Военная пропаганда, которая была на первом плане в годы Гражданской войны, с 1920 г. начинает вытесняться так называемой «производственной пропагандой», которая преследовала цель укрепить «социалистическую дисциплину труда», поднять его производительность, а главное, как писал Л.Д. Троцкий, формировать у молодого рабочего «сознание того, что его производственная работа есть в то же время социалистическое служение». «В нашу героическую эпоху, – подчеркивал он, – все должны быть героями; героев винтовки должны сменить герои молота, герои топора…»[1253]
При этом наряду с обычными формами пропаганды широко использовалась сила примера, образца, подражания. Для этого в пропагандистский обиход начали внедряться обряды, символизировавшие апофеоз труда, предназначенные для воспитания в молодом поколении чувства благоговения перед «трудовой солидарностью пролетариата». Одним из таких обрядов стало торжественное чествование трудовых юбилеев рабочих-ветеранов – «культ героев труда», проводившееся под эгидой петроградских профсоюзов. Еще большее значение придавалось организации трудовых субботников, которые были призваны не столько поднять экономику, сколько сыграть роль фактора воспитания «нового отношения к труду». Петроградский комиссар внутренних дел С.Н. Равич, выступая в августе 1919 г. на совместном собрании делегаток Петросовета и членов бюро секции работниц при ПК РКП(б) по вопросу о субботниках, отмечала, что «те, которые в самом начале относились немного скептически к этой мере <…>, теперь сами придают этой мере большое значение. Не столь велико значение ее экономическое, сколько морально-политическое»[1254].Устная и печатная пропагандистская практика большевиков выработала совершенно новый, непривычный как для обыденной жизни, так и для старой литературы язык. Язык большевистской пропаганды как бы стремился уйти от рассудочной холодной прозы, приобретая некоторые черты поэтического языка. Он был эмоционально напряжен, патетически приподнят, контрастен и метафоричен. Он оперировал простейшими образами-лозунгами, доступными широкой массе народа. Он был сродни языку страстной религиозной проповеди, молитвы, гимна. Он провозглашал громовые анафемы презренным врагам, воспевал «светлое царство социализма», сурово возвеличивал мучеников революции.
Основой лозунгового языка был широкий набор броских эпитетов и метафор, которые либо возвеличивали «великую пролетарскую революцию» и ее борцов, либо клеймили «гидру контрреволюции». Этот язык здравиц и проклятий вошел в обиход всех форм большевистской пропаганды: митингов, листовок, газет, публицистической литературы. Вот некоторые примеры из лозунгового лексикона.

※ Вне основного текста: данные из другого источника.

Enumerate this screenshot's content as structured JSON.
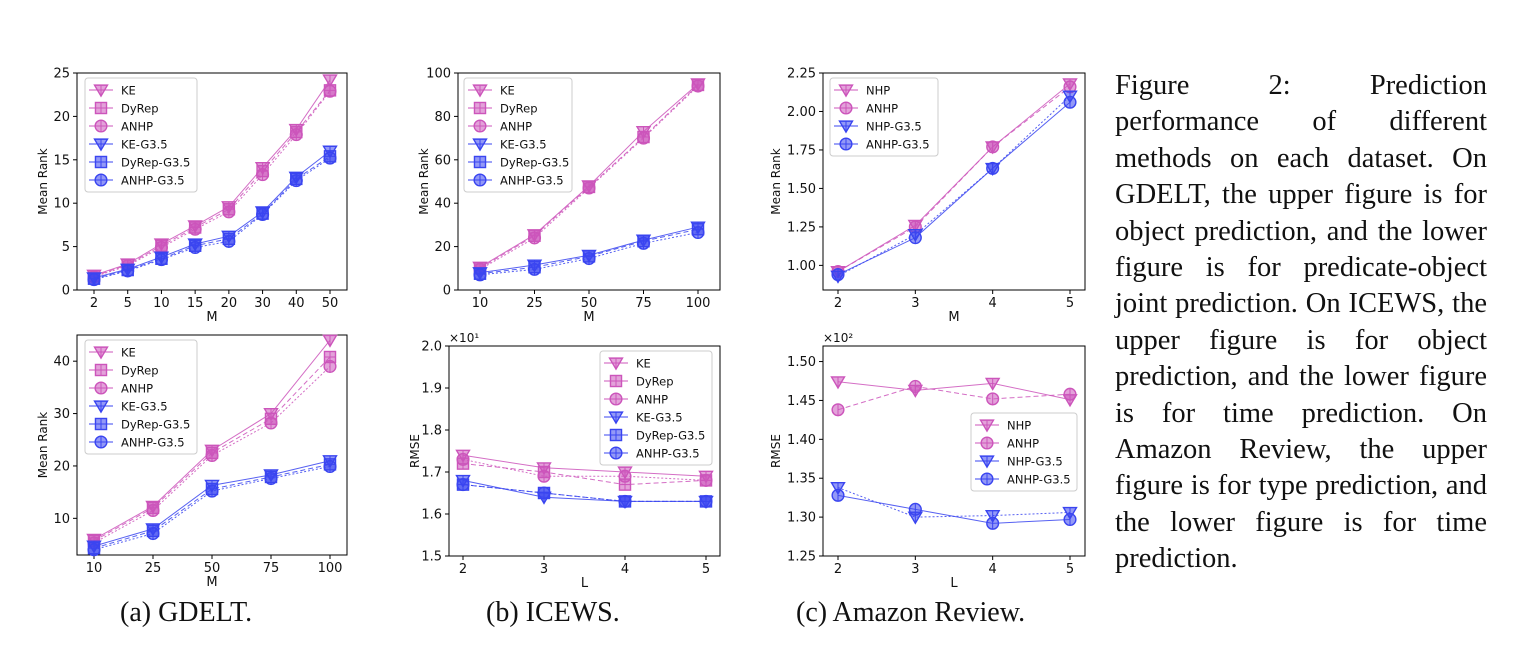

Ряд положительных образов: «пролетарские борцы», «стомиллионная трудовая рать», «Красная Армия – освободитель всего угнетенного человечества», «горит священный огонь классовой борьбы», «Гражданская война – священная война». Иногда, благодаря насыщенности метафорами, язык приобретает звучание стихотворения в прозе: «Весь мир угнетателей сидит на вулкане. Уже слышен подземный грохот волнующегося моря труда»[1255]
. Для характеристики врагов используется другой ряд образов: «международные хищники», «мировые вампиры», «разбойники капитала», «золотопогонные наймиты умирающей буржуазии», «ошалелая шайка Юденича», «белогвардейское зверье». Уничижительными сравнениями лепится образ соглашателей – эсеров, меньшевиков: «жалкие заскребыши контрреволюции», «иуды-предатели», «переодетые белогвардейцы». Яркими красками изображается опасность контрреволюции: «змеиное шипение раздается из черного стана врагов рабочих и крестьян», «буржуазные волки щелкают зубами и ждут момента, чтобы броситься на живое тело Советской России и разодрать ее в клочья». Эти кошмарные символы оттеняют светлые и возвышенные образы революционной власти, коммунистической партии: «РКП(б), как гигантский маяк, освещает путь блуждающим в темноте», «взоры трудящихся всего мира устремлены на Красный Петроград – светоч и очаг мировой революции». И, наконец, торжественно-проникновенные слова, обращенные к «пролетарию» как прирожденному коммунисту: «Товарищ труженик! Коммунист – это ты сам. Может быть, ты этого еще не сознал, может быть, под бременем разрухи и голода ты об этом забыл <…>, но в душе и по своему классовому положению ты коммунист до мозга костей»[1256].